Sinceramente sono del parere che i relatori siano stati chiarissimi nel far comprendere bene quale sia il contenuto di questa teoria e quali siano le problematiche serie e urgenti che essa comporta, sia dal punto di vista sociale che educativo che giuridico. Piuttosto, mi preme riportare all’attenzione un altro dato: se il contenuto di tale teoria è oggi noto, diffuso e propagandato non solo attraverso i mass media ma anche mediante strumenti di dubbia, o meglio, infondata rilevanza scientifica, è invece il concetto di omofobia che resta a tutt’oggi indefinito sia sul profilo medico-scientifico, sia sul profilo giuridico, come sottolineato dall’avv. Amato. È questo dunque l’interrogativo che resta ancora pericolosamente senza risposta: che cos’è l’omofobia? Qual è il presupposto sulla base del quale si vuole introdurre questo reato nel nostro ordinamento?  Per che cosa esattamente un cittadino italiano rischia di essere incriminato? Forse nel maldestro tentativo di imbavagliare un’opinione liberamente espressa?

E poi ancora si è parlato di utero in affitto, una pratica che sta progressivamente attentando alla sacralità della vita facendo della procreazione un vero mercimonio e svilendo la dignità, la libertà e la femminilità di molte giovani donne nei paesi in via di sviluppo e non solo…

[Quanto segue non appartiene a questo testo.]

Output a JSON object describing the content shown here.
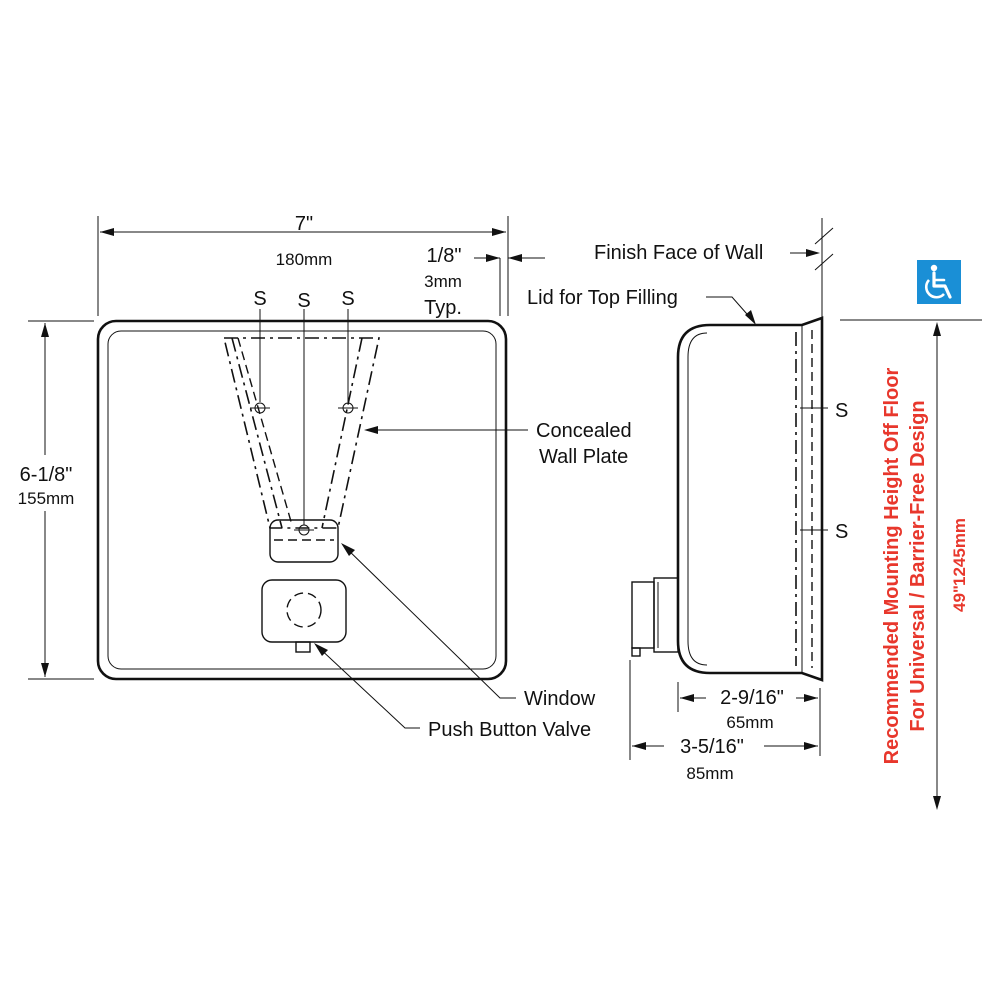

Eravamo in tanti quella sera. Ho visto intorno a me gente di ogni tipo ed età: genitori preoccupati dall’emergenza educativa che la diffusione della Teoria Gender nelle scuole rappresenta e prevaricati nell’esercizio del loro diritto di educare i figli; insegnanti ed educatori che dovrebbero avvalersi di discutibili opuscoli quali strumenti per diffondere un’ideologia che probabilmente essi stessi non condividono; nonni spaventati all’idea che i loro nipotini alla scuola materna debbano imparare “giochi” che non si addicono all’età dell’innocenza; e poi i ragazzi, già alle prese con quelle criticità che di per sé l’adolescenza comporta. Alla fine abbiamo sentito il dovere di ringraziare con un applauso scrosciante e prolungato quanti si sono prodigati per l’organizzazione dell’incontro e i due relatori, senza alcuna recriminazione sul fatto che i tempi non abbiano consentito di trattenersi ancora per avviare un dibattito.

E poi c’ero io, una giovane adulta che ha nel cuore, come tanti suoi coetanei, il desiderio di metter su famiglia. Ma non semplicemente “un gruppo di persone in cui tutti si vogliono bene”. No. Perché questo succede già in altre situazioni e gruppi sociali: a scuola, in palestra, tra amici… Io voglio una famiglia vera, fatta di sangue, di legami forti, di una mamma e un papà che si riconoscono nei figli che nell’amore hanno procreato, di figli che, guardando indietro alle loro radici, possano soddisfare il loro bisogno innato di capire chi sono. Voglio una famiglia che abbia un passato ed un futuro. Per questo ero lì al convegno, per informarmi, per cercare di saperne di più di una teoria e dei suoi corollari che io avverto come pericolosi, perché voglio poter sostenere lo sguardo di un qualsiasi bimbo per strada che, nella sua ingenuità, potrebbe chiedere a me, che sono adulta: “Ma tu che cosa stai facendo per evitare che mi succeda tutto questo?”.

Qualcuno sarà pure tornato a casa dal convegno col desiderio irrealizzabile di vestire i panni di qualcun altro per compenetrarsi in chissà quale altrui esperienza. Io sono uscita da lì felice di essere chi sono e con una certezza ancor più consolidata: per me e per gli altri non voglio un mondo che insinui in ciascuno la convinzione, quasi da delirio di onnipotenza, di poter essere ciò che vuole ma un mondo che metta ognuno nelle condizioni di essere e di sviluppare quello che già per natura è.